A cancer vaccine being developed by Epitopoietic Research Corp. has become the first drug to be given to a U.S. patient under new “right-to-try” legislation that gives terminally ill patients access to experimental drugs.
ERC has said (PDF) it informed the FDA last June that it intended to make the vaccine—called Gliovac (ERC-1671)—available to a California patient who hadn’t met the eligibility criteria for enrollment in the company’s ongoing phase 2 U.S. study in brain cancer.
The agency acknowledged the request last July, and in November the unidentified patient, who had been diagnosed with recurrent glioblastoma, was treated with the vaccine at the University of California, Irvine, School of Medicine.
The right-to-try law dictates that any compound used in this way must have successfully completed phase 1 safety testing and be under the FDA’s ongoing approval process.
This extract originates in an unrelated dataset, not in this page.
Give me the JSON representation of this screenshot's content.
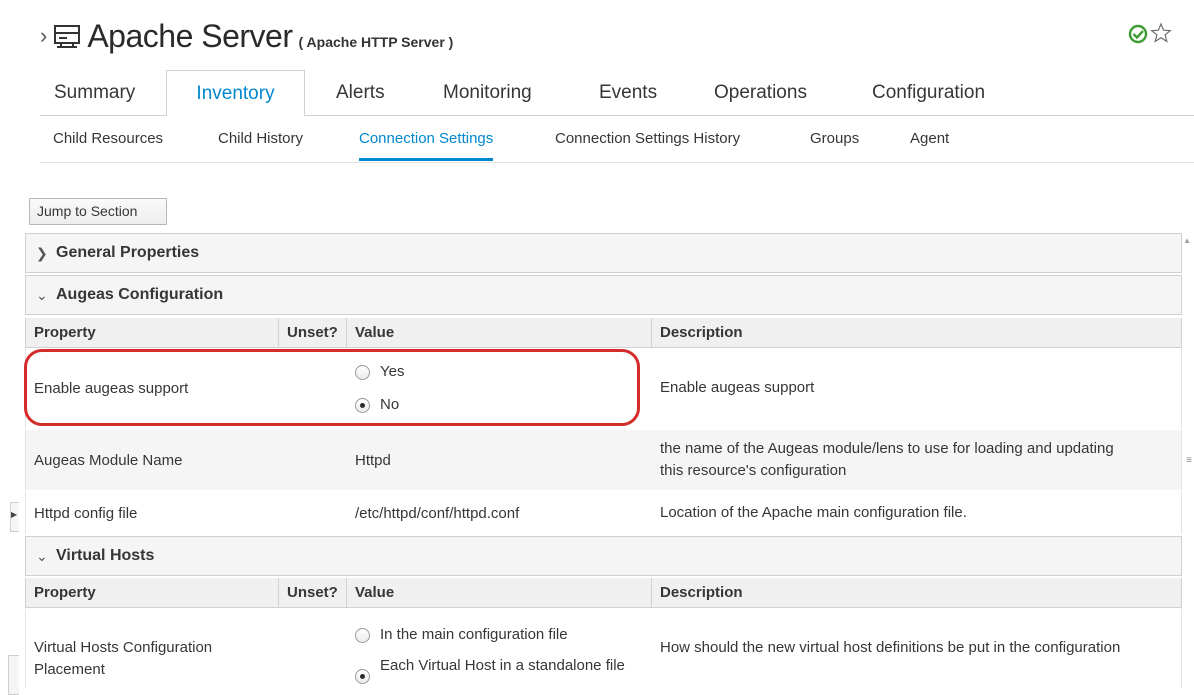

The patient only needs a physician and the drugmaker to sign off on the request, although the FDA has to be informed.
Critics say the law will have little impact on medicines access, could expose patients to exploitation by unscrupulous parties and is unnecessary given that the FDA already approves (PDF) 99% of requests to access unapproved treatments under compassionate-use policies.
UC Irvine neuro-oncologist Daniela Bota, M.D., Ph.D., insists however that the right-to-try laws “may be the only alternative for many patients who may not qualify for clinical trials based on a variety of factors, including progression of disease, comorbidities, existing medications, physical limitations and others.”
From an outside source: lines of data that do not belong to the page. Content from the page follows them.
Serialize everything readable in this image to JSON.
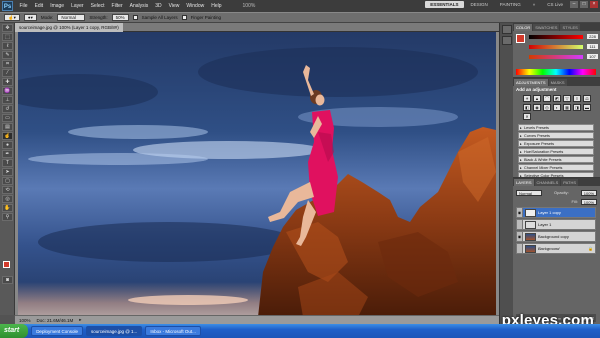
{
  "menubar": {
    "logo": "Ps",
    "items": [
      "File",
      "Edit",
      "Image",
      "Layer",
      "Select",
      "Filter",
      "Analysis",
      "3D",
      "View",
      "Window",
      "Help"
    ],
    "zoom": "100%",
    "workspaces": [
      "ESSENTIALS",
      "DESIGN",
      "PAINTING"
    ],
    "search_label": "CS Live"
  },
  "options": {
    "mode_label": "Mode:",
    "mode_value": "Normal",
    "strength_label": "Strength:",
    "strength_value": "50%",
    "sample_all_layers": "Sample All Layers",
    "finger_painting": "Finger Painting"
  },
  "document": {
    "tab_title": "sourceimage.jpg @ 100% (Layer 1 copy, RGB/8#)"
  },
  "status": {
    "zoom": "100%",
    "doc_size": "Doc: 21.6M/46.1M"
  },
  "panels": {
    "color_tabs": [
      "COLOR",
      "SWATCHES",
      "STYLES"
    ],
    "color_values": [
      "228",
      "111",
      "107"
    ],
    "adjustments_tabs": [
      "ADJUSTMENTS",
      "MASKS"
    ],
    "adjustments_title": "Add an adjustment",
    "presets": [
      "Levels Presets",
      "Curves Presets",
      "Exposure Presets",
      "Hue/Saturation Presets",
      "Black & White Presets",
      "Channel Mixer Presets",
      "Selective Color Presets"
    ],
    "layers_tabs": [
      "LAYERS",
      "CHANNELS",
      "PATHS"
    ],
    "blend_mode": "Normal",
    "opacity_label": "Opacity:",
    "opacity_value": "100%",
    "fill_label": "Fill:",
    "fill_value": "100%",
    "layers": [
      {
        "name": "Layer 1 copy"
      },
      {
        "name": "Layer 1"
      },
      {
        "name": "Background copy"
      },
      {
        "name": "Background"
      }
    ]
  },
  "taskbar": {
    "start": "start",
    "tasks": [
      "Deployment Console",
      "sourceimage.jpg @ 1...",
      "Inbox - Microsoft Out..."
    ]
  },
  "watermark": "pxleyes.com",
  "colors": {
    "foreground": "#d23b2c",
    "background": "#ffffff",
    "selected_layer": "#3b6fc4",
    "dress": "#e0115f"
  }
}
ERC, meanwhile, has made extensive use of compassionate-use programs outside the U.S., with more than 28 patients with recurrent, terminal gliobastoma treated with ERC-1671 in Belgium, Germany, Colombia, South Africa and Australia by the end of 2018.
The vaccine is based on freshly extracted tumor cells and lysates that, according to ERC, “stimulates the patient’s immune system to recognize and reject cancer cells.”
The Goldwater Institute, which is an advocate for right-to-try, says the law is important because it allows patients to “seek … treatment from the manufacturer without having to first navigate bureaucratic and time-consuming federal red tape.” It notes that in addition to the federal law, 41 states have implemented their own right-to-try laws.
Last year, Israeli biotech BrainStorm backed away from providing an experimental treatment to a patient with neurodegenerative disease amyotrophic lateral sclerosis under right-to-try. In that case, the decision stemmed not from ethical, legal or practical consideration but because the company decided it wouldn’t be possible to fund treatment for all patients who wanted to try it.